2 jam berlalu, Sera baru saja menyelesaikan permainan biolanya di hadapan para juri. Dan sekarang ia ingin pergi mengantar Yuya ke stasiun.
“Sensei, liat Tegoshi-senpai ngga? Aku mencarinya sedari tadi.” tanya Sera yang melihat Senseinya sedang berjalan entah kemana.
“Dia sudah pergi dari tadi, dia peserta pertama. Selesai tampil langsung pergi. Mungkin dia sudah ada dalam perjalanan.” jawab Senseinya yang langsung pergi entah kemana.
Sera terduduk lemas, air matanya terjatuh lagi.

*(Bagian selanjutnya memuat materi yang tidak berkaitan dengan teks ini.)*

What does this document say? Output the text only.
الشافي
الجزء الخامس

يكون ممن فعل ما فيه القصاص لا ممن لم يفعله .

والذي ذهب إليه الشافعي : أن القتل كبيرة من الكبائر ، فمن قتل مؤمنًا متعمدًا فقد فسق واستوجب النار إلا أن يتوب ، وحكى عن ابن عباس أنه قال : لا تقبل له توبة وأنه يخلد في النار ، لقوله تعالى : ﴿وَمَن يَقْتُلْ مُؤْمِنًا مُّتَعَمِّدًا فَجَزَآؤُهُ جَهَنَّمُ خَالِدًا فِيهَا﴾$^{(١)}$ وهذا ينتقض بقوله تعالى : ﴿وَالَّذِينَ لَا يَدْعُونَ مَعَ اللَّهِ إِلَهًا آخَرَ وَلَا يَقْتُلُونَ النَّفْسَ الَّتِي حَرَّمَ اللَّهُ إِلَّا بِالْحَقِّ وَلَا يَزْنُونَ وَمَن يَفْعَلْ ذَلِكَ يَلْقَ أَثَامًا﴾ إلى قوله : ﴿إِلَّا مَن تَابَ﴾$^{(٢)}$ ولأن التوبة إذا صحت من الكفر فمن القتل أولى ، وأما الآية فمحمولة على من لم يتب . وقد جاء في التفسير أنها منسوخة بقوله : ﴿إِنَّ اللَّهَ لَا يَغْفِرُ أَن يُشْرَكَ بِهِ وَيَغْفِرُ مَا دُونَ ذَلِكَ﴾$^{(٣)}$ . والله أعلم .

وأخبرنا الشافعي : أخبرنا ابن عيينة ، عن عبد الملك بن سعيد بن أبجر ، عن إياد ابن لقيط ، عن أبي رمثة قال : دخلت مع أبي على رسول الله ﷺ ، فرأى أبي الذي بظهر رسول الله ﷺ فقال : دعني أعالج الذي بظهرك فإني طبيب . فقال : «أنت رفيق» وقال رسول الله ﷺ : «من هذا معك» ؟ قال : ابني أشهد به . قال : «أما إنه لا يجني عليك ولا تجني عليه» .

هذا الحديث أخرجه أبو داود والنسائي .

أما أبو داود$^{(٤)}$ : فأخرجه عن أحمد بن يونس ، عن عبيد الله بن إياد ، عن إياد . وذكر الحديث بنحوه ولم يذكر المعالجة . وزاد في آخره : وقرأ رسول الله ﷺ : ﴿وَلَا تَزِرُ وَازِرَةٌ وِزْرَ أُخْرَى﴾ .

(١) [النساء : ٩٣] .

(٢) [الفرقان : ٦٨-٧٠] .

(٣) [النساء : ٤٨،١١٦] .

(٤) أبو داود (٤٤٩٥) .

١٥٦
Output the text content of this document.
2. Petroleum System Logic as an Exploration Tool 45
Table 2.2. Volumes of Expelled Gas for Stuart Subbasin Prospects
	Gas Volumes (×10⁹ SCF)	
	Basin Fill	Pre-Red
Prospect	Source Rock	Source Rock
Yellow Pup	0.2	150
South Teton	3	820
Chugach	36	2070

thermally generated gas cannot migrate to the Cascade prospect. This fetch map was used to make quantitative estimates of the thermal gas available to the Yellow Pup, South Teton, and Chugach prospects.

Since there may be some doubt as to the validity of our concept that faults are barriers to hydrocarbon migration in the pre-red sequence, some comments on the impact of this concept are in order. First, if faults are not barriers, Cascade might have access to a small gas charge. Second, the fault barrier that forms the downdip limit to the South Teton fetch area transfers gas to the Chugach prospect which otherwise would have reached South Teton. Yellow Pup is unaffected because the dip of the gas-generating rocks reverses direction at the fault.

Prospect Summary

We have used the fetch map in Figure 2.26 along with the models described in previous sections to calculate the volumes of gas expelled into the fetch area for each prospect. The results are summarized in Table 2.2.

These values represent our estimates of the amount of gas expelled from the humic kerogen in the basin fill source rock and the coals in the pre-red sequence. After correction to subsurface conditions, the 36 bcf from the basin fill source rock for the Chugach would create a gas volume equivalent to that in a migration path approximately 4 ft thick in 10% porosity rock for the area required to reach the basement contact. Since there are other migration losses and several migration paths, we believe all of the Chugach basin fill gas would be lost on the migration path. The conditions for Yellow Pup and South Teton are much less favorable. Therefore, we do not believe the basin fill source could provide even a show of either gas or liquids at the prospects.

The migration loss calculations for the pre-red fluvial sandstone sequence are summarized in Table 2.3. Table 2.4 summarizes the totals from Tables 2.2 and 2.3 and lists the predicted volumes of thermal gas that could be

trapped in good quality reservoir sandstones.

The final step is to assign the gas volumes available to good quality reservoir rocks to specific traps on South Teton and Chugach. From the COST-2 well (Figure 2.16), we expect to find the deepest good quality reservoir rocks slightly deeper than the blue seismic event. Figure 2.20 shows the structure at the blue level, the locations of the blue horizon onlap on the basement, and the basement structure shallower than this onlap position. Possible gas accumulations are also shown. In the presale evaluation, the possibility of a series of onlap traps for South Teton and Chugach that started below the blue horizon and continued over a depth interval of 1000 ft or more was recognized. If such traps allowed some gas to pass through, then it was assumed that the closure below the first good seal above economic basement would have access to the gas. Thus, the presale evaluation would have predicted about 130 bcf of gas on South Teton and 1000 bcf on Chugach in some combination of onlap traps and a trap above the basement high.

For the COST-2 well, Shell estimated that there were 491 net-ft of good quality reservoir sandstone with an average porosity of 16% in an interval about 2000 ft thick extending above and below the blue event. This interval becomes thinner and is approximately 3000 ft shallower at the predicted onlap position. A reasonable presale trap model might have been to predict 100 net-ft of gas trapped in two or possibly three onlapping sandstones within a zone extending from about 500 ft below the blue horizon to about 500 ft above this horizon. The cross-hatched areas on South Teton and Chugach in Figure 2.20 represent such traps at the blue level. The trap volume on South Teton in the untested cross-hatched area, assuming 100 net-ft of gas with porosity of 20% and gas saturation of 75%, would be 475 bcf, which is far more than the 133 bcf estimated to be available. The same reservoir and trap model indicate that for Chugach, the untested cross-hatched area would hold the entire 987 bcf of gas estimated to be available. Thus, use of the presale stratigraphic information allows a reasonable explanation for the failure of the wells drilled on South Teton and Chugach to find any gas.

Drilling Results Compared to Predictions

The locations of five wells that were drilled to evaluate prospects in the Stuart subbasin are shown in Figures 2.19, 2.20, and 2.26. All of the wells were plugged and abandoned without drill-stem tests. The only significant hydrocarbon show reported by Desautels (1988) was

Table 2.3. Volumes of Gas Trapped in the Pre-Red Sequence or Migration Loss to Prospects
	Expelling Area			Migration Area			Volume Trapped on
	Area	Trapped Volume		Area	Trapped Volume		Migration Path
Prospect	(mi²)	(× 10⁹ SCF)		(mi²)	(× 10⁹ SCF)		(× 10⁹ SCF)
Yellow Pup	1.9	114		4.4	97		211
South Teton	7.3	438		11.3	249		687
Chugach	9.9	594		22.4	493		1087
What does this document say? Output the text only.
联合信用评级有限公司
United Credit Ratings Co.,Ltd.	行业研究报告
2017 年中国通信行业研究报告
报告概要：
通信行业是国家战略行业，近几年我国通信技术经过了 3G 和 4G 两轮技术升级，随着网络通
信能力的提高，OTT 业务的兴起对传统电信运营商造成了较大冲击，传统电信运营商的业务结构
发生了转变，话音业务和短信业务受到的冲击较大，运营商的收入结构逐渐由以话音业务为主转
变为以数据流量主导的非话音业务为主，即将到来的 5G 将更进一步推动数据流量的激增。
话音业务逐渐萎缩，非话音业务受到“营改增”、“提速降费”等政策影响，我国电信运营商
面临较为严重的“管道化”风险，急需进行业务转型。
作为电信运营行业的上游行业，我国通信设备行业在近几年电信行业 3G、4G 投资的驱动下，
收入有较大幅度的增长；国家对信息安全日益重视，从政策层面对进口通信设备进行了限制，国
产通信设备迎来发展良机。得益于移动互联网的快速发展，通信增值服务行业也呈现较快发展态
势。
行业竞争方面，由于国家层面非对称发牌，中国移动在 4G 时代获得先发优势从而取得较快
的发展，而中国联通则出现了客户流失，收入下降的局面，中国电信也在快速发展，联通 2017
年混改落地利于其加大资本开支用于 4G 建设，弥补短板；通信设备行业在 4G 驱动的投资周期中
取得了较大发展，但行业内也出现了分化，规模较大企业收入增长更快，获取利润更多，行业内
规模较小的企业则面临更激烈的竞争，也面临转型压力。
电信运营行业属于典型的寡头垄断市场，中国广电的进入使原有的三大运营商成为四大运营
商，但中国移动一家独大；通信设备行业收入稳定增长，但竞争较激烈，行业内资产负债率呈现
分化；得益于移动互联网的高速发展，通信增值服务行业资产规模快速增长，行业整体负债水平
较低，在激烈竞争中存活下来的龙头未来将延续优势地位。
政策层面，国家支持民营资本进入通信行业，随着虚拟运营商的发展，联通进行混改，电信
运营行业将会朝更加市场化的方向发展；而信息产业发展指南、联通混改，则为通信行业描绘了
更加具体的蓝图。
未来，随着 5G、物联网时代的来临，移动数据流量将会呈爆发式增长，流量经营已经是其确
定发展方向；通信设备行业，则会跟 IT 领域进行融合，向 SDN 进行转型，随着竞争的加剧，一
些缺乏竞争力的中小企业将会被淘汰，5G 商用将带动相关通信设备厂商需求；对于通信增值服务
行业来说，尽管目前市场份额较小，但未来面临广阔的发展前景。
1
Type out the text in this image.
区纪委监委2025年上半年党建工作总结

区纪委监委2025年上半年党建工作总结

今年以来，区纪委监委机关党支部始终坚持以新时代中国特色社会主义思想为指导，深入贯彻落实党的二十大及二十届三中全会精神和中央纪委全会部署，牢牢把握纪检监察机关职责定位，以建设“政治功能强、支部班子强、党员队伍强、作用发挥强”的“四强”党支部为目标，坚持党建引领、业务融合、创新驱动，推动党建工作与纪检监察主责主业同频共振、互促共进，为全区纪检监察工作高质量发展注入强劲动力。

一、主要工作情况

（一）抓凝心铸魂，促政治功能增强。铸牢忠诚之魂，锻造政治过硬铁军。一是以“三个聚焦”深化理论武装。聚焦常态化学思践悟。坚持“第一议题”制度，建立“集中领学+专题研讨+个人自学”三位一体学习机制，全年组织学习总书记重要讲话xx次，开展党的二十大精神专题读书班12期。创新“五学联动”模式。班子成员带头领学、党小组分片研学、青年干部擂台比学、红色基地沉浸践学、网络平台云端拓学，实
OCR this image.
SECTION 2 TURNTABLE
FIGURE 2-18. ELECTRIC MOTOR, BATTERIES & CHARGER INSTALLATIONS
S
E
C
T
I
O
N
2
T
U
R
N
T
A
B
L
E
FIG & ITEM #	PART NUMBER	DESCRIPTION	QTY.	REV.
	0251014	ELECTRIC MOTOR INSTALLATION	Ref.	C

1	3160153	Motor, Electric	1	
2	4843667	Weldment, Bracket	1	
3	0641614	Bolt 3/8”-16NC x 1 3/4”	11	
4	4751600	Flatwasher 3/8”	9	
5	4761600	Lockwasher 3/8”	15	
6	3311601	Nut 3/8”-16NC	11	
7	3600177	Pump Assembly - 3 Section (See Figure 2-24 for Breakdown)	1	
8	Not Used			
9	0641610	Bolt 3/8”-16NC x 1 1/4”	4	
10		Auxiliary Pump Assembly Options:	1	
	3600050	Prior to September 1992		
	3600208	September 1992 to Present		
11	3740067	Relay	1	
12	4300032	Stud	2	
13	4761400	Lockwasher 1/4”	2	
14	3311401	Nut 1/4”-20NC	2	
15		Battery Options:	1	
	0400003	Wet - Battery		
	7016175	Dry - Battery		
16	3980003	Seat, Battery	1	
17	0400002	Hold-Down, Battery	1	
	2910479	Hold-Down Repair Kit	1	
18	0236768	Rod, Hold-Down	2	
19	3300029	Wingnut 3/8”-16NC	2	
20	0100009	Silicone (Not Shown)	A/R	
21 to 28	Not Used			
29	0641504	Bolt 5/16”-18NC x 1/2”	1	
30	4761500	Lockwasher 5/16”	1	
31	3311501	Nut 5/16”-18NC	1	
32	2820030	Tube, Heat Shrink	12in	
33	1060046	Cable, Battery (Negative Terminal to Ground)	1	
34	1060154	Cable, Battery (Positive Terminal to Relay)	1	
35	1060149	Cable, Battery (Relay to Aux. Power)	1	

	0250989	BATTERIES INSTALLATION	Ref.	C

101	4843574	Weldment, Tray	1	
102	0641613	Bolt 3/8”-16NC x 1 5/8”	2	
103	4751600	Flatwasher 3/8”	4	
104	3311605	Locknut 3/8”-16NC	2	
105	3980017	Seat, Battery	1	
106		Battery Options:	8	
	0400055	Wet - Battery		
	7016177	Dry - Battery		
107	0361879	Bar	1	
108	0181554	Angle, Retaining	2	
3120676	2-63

Tapi ia segera menahannya dengan tissue yang sedang ia ambil di dalam tas tangannya. Tanpa di duga ada sebuah amplop berwarna pink yang indah dan juga harum. Dengan gerakan refleks ia membuka isi amplop tersebut. Kali ini tangisannya tak dapat di tahan lagi ketika ia meliaht isi amplop tersebut, di dalamnya hanya ada sebuah foto dirinya yang sedang memainkan biola. Di belakang foto, ada tulisan ‘daisuki, Adachi Sera’ dan di bawah kanan foto tersebut ada nama Tegoshi Yuya beserta tanda tangannya.
“Kenapa kau pergi Senpai?”
Lomba selesai, dan Sera kini pulang ke rumahnya. Sudah menjadi kebiasaannya, setiap pulang ia pasti memeriksa kotak surat keluarga Adachi. Ada surat, dengan amplop yang sama dari Yuya. Ia membuka isinya. Di dalamnya ada sebuah kancing seragam sekolah yang sering digunakan oleh siswa sekolahnya.
“Ada suratnya.”
Sera segera membaca isi suratnya,
Adachi Sera, aku menyukaimu sejak aku pertama kali melihatmu
Rambut ikalmu yang membuatku jatuh cinta padamu
Juga sifat yang polos dan terbuka
Sedih rasanya tidak bisa ikut upacara kelulusa di sekolah kita
Tadinya aku berniat memberikanmu kancing ini,
Tapi karena aku pindah ke Tokyo
Maka aku hanya bisa memberimu lewat surat ini
Tetap semangat ya Sera
Sera hanya tersenyum, ia berusaha tegar. Ia tidak mau menagis lagi. Kata-kata terakhir surat tersebut yang membuatnya untuk tidak menangis lagi.